If ever there was a signal that the old days for BC’s economy are over, its in Catalyst Paper’s fight with four municipalities over taxes.

Catalyst is going to court to formally petition for tax relief in the Vancouver Island communities of Campbell River, North Cowichan, and Port Alberni as well as in Powell river. Catalyst says it’s paying way more than its share in municipal taxes to the four towns – some $92 million in the past five years. It still owes them about $22 million and is refusing to pay. One can understand why. Catalyst has been losing money for years, including about $186 million over the same period. Also, reports it commissioned shows that big industry often pays as much as 50 per cent of municipal taxes. In many BC towns, including these four, companies like Catalyst, which has been around BC for decades in various iterations and under various names, are often the only big industry. The towns were usually built around some big forestry or paper operation. It was a paternalistic system that started more than a hundred years ago.
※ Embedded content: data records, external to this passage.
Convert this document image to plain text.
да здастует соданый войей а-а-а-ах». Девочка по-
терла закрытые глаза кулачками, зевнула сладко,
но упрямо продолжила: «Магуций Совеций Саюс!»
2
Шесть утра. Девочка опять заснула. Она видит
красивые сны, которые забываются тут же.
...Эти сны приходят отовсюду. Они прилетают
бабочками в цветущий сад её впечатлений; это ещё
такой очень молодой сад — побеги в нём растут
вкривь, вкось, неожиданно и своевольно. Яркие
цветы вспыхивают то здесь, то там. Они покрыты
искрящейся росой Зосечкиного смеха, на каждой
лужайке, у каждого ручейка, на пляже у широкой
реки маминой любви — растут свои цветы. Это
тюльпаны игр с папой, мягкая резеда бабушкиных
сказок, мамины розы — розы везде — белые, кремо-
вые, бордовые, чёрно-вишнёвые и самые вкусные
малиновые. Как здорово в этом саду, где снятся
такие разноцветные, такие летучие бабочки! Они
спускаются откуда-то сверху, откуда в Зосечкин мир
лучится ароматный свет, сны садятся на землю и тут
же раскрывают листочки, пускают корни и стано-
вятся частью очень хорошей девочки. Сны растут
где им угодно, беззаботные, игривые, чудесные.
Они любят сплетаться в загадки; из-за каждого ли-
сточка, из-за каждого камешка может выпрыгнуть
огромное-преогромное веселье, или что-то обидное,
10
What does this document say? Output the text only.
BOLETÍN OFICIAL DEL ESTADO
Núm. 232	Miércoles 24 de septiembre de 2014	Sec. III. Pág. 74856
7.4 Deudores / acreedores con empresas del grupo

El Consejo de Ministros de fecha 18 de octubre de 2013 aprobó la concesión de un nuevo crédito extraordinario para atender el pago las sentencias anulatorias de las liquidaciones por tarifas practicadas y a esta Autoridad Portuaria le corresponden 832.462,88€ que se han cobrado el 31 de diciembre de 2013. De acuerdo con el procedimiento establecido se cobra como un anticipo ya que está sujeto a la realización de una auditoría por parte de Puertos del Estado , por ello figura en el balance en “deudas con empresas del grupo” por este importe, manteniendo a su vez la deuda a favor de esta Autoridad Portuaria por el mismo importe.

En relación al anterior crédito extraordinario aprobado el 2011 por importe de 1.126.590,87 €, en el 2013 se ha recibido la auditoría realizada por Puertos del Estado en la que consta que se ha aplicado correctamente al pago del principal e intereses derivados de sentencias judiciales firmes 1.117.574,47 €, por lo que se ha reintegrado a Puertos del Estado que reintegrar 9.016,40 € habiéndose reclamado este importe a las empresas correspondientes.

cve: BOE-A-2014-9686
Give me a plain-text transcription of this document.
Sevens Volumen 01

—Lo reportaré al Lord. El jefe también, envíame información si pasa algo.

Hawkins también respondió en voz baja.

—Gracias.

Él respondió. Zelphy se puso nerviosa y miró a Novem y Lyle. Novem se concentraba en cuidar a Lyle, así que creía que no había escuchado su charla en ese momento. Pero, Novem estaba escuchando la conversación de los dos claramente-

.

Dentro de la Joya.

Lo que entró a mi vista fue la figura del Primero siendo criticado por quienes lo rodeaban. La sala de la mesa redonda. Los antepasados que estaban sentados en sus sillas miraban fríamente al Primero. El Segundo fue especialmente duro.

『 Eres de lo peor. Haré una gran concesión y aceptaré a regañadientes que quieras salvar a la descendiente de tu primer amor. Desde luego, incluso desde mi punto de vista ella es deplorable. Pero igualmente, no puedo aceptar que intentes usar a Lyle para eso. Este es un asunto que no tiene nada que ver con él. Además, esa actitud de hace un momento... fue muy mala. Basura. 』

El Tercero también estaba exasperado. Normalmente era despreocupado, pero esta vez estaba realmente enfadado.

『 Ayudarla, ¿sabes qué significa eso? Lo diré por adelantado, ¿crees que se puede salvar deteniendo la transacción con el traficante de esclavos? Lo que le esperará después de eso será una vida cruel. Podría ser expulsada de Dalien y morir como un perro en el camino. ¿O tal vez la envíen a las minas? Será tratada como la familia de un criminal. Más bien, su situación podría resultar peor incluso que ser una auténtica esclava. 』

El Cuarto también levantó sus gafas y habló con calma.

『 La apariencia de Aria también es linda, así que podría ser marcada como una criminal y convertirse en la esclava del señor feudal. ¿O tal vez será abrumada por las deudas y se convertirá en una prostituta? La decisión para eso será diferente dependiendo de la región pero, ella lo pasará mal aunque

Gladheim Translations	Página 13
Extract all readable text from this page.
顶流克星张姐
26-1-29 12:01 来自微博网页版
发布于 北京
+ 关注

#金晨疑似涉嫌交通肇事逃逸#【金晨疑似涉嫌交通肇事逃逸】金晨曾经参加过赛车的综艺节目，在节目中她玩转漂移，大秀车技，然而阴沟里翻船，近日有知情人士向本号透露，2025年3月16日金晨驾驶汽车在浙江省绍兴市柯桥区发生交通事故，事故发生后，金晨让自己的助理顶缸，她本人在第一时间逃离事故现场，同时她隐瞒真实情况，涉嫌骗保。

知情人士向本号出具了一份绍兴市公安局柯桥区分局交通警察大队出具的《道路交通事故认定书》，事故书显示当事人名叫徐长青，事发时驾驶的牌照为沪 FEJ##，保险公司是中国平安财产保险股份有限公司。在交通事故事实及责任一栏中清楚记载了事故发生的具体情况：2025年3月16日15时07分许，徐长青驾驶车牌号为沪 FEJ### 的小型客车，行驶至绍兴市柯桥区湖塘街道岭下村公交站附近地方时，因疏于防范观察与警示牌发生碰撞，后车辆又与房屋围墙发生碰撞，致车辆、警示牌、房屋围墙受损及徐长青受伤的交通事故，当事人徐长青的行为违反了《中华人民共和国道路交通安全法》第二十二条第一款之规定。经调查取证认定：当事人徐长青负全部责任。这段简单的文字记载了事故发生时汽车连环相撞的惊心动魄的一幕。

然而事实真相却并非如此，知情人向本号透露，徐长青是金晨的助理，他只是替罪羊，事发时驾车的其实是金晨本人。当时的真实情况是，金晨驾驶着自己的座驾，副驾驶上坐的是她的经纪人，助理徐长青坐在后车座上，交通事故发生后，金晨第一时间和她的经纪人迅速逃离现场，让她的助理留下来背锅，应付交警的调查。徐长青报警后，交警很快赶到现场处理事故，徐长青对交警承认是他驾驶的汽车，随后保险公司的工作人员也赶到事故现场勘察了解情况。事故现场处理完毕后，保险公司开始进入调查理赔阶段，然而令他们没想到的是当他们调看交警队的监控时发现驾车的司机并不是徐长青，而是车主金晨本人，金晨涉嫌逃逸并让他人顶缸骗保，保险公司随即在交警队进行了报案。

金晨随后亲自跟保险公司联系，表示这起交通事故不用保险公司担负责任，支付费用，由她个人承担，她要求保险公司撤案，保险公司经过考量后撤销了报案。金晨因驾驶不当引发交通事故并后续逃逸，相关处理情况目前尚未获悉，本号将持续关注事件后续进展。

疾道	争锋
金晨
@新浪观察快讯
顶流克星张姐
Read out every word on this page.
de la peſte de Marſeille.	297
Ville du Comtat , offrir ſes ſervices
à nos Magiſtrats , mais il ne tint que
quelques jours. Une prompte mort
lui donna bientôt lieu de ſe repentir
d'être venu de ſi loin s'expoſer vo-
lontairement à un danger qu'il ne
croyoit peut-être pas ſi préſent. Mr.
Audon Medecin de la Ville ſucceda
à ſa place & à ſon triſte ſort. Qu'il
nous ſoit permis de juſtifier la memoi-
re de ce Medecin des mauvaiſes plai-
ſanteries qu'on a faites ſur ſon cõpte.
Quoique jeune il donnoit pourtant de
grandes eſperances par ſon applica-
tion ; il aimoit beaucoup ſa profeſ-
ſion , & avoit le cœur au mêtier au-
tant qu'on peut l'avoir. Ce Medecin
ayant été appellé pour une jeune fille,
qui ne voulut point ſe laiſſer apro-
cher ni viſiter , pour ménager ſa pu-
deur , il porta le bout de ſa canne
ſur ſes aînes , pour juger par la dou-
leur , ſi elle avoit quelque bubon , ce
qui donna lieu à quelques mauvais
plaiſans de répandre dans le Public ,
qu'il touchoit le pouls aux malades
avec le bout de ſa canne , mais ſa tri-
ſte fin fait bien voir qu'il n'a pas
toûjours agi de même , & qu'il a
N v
Big resource company opens a manufacturing plant in some isolated location and a town grows around it. For generations, the entire town is dependent on that company – the proverbial mill – and like any dependency arrangement, alternately hates that upon which it’s dependent or milks it for everything it’s worth. But that was then and this is now. Globalization, shifting economics, short sighted resource exploitation policies, the rise of new industries (and resulting fall of old ones) and several other factors have pretty well destroyed the system. BC isn’t unique in this, of course. It’s a problem across Canada, where for far too long everybody has been content to continue their dependence on resource extraction instead of modernizing into new and emerging industry. Even today, our economic fortunes still rise and fall on whatever resource has always been the backbone of the economy. In BC, it’s forestry, Alberta oil, Quebec manufacturing and mining, Ontario, car manufacturing. But as Catalyst’s survival mode war with its dependent towns shows, “trouble at mill”, to borrow the old Yorkshireman's line, is not just a recession problem. It’s a systemic change, and it’s not going away.